Now, I am aware that this question can be done by converting the number to a string and using arrays, but in fact there is a better way of doing it.
The following program demonstrates the method -:
public class Question {
public static void main(int a) {
int evenSum = 0, oddSum = 0;
int b = a; //b is used as a's value eventually becomes 0.
while(a>0) {
int sum = evenSum + a % 10;
evenSum = oddSum; //Switching sums(?)
oddSum = sum; //Interestingly,oddSum stores the sum of the oddly positioed digits
a = a / 10;
}
System.out.println("The number entered is "+b);
System.out.println("The even sum is " + evenSum);
}
}
I happened to come across this answer when I was scouting for alternate solutions, and it left me stunned. I just couldn't understand the logic.
So can someone please explain what this method does and why it works?
The code repeatedly shifts a digit to the right (integer division by 10).

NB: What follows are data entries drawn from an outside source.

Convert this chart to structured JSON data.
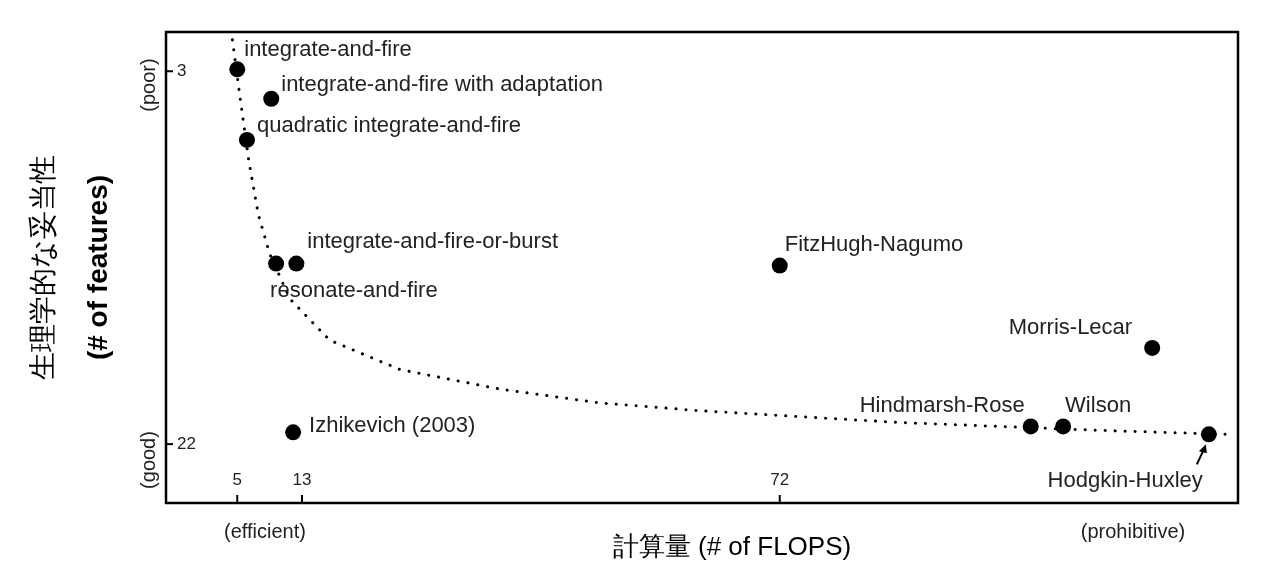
{
  "chart_data": {
    "type": "scatter",
    "xlabel": "計算量 (# of FLOPS)",
    "ylabel": "生理学的な妥当性\n(# of features)",
    "xlim": [
      -3.8,
      128.6
    ],
    "xticks": [
      5,
      13,
      72
    ],
    "ylim": [
      25.0,
      1.0
    ],
    "yticks": [
      3,
      22
    ],
    "grid": false,
    "series": [
      {
        "type": "line",
        "line_style": "dotted",
        "color": "#000000",
        "x": [
          4.4,
          5.4,
          6.4,
          7.6,
          9.0,
          11.5,
          16.4,
          25.1,
          37.5,
          49.8,
          62.2,
          74.5,
          86.9,
          99.2,
          111.5,
          127
        ],
        "values": [
          1.4,
          4.5,
          7.5,
          10.3,
          12.3,
          14.6,
          16.7,
          18.2,
          19.2,
          19.9,
          20.3,
          20.6,
          20.9,
          21.1,
          21.3,
          21.5
        ]
      },
      {
        "marker": "circle",
        "color": "#000000",
        "x": [
          5,
          9.2,
          6.2,
          12.3,
          9.8,
          72,
          118,
          103,
          107,
          11.9,
          125
        ],
        "values": [
          2.9,
          4.4,
          6.5,
          12.8,
          12.8,
          12.9,
          17.1,
          21.1,
          21.1,
          21.4,
          21.5
        ]
      }
    ],
    "annotations": [
      {
        "text": "integrate-and-fire",
        "x": 5,
        "y": 2.9
      },
      {
        "text": "integrate-and-fire with adaptation",
        "x": 9.2,
        "y": 4.4
      },
      {
        "text": "quadratic integrate-and-fire",
        "x": 6.2,
        "y": 6.5
      },
      {
        "text": "integrate-and-fire-or-burst",
        "x": 12.3,
        "y": 12.8
      },
      {
        "text": "resonate-and-fire",
        "x": 9.8,
        "y": 12.8
      },
      {
        "text": "FitzHugh-Nagumo",
        "x": 72,
        "y": 12.9
      },
      {
        "text": "Morris-Lecar",
        "x": 118,
        "y": 17.1
      },
      {
        "text": "Hindmarsh-Rose",
        "x": 103,
        "y": 21.1
      },
      {
        "text": "Wilson",
        "x": 107,
        "y": 21.1
      },
      {
        "text": "Izhikevich (2003)",
        "x": 11.9,
        "y": 21.4
      },
      {
        "text": "Hodgkin-Huxley",
        "x": 125,
        "y": 21.5
      },
      "(poor)",
      "(good)",
      "(efficient)",
      "(prohibitive)"
    ]
  }
}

It picks the right most digit by modulo 10 (remainder of integer division).
It alternatively in the loop in one step sums in the one sum variable, in the next step in the other sum variable.
So one has two sums: of "odd" and "even" digits.
However as you name "odd" and "even" for positions from the left, and the loop starts from the right, you cannot say at the first step, first digit, wether that digit is at an odd or even position (counting from the left).
Hence you need to sum both odd and even positions.
And by swapping odd and even sums in every step, you ensure that always the momently last digit is added to the oddSum, evenSum indeed is the "even" sum.